Ti consideri italoamericana – e, se sì, cosa significa, oggi, essere italoamericano?

Ho un cognome italiano e quando chiamo Alitalia nessuno lo pronuncia male o inciampa nel sillabarlo. È così piacevole! Per quanto riguarda la mia identità etnica? È lo stessa cosa di quando stavo crescendo. Mi considero un’ americana che è anche italiana. Ho partecipato a eventi italo-americani… e a volte mi sembra giusto e a volte no. Dipende dall’ente promotore. Ho la doppia cittadinanza, cosa estremamente difficile da realizzare. In ogni documento di immigrazione e naturalizzazione in mio possesso c’erano scritti male i nomi dei miei nonni e anche sul certificato di nascita di mio padre c’era un nome sbagliato.

Come artista, come intellettuale, come donna, qual è il contributo più importante alla tua personalità che l’Italia ti ha trasmesso? E cosa – se c’è qualcosa – rifiuti, o semplicemente non ti piace, delle tue radici italiane?

Negli Stati Uniti ci sono donne italoamericane professioniste di eccellente livello- dottoresse, avvocatesse, commercialiste, scrittrici, terapiste, professoresse, artiste , MBA, politiche – rispetto a qualsiasi altro gruppo etnico femminile negli Stati Uniti.
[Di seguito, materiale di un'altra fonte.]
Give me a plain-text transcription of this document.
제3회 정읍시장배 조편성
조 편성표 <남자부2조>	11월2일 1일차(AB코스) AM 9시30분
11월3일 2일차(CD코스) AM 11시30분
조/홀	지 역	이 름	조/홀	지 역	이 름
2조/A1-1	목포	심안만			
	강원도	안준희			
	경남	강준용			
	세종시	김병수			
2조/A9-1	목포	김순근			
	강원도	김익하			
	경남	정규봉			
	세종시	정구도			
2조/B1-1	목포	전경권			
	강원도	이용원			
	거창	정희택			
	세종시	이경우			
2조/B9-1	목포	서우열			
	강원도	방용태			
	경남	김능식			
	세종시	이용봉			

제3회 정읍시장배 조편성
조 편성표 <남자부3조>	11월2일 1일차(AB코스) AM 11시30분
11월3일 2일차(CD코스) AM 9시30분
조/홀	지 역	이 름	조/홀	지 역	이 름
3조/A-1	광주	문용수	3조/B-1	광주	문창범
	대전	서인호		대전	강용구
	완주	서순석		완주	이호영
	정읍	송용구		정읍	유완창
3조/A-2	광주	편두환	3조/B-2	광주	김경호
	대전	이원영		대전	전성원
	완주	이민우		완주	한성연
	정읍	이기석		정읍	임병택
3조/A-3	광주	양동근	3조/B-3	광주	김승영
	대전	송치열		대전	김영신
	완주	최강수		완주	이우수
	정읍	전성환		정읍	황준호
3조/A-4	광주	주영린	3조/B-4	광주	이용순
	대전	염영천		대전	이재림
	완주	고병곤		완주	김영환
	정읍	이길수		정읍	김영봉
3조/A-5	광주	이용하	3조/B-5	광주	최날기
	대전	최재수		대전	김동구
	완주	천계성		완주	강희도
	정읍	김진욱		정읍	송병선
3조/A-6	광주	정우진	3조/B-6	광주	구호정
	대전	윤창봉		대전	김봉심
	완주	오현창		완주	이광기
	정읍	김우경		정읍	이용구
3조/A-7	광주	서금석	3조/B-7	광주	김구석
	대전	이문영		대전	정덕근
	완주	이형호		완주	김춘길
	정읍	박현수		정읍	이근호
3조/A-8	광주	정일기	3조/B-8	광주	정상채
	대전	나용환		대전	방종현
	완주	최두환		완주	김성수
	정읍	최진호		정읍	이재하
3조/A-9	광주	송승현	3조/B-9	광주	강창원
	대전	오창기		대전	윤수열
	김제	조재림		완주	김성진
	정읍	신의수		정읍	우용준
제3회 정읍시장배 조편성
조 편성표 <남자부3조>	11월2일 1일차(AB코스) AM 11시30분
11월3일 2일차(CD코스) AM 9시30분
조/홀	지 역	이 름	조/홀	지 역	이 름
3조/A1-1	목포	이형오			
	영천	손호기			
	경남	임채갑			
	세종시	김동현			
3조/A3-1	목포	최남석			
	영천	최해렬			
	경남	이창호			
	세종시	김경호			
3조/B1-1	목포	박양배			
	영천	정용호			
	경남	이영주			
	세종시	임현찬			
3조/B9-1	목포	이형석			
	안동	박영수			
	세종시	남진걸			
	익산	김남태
Sono con queste donne e con la lunga tradizione di donne italiane laboriose, centrate sugli obiettivi, senza fronzoli che sono rimaste in Italia o sono nate altrove: è nel nostro sangue rimboccarci le maniche e sopravvivere ai momenti difficili e mantenerci in forze. Così ha fatto mia nonna Pia. In aggiunta a questo applauso per le donne italo-americane… ho letto statistiche che indicano che le donne italiane in Italia lavorano più ore al giorno di qualsiasi altra donna al mondo. Più della donna afgana. Più delle donne in India o in Cina. Sì, le donne italiane lavorano in casa e lavorano fuori casa – e ci si aspetta che si occupino della famiglia e delle faccende domestiche in modo tale che gli uomini nelle loro famiglie non si sentano “femminilizzati”. Cosa non mi piace delle mie radici italiane? La prerogativa del privilegio maschile italiano spesso mi sconcerta. Naturalmente, la versione italiana del privilegio maschile può o non può essere simile alle pratiche di privilegio etnico maschile in altri gruppi etnici, ma non conosco da vicino gli altri sistemi familiari come figlia, cugina, amante, nipote, moglie, ecc. Grazie!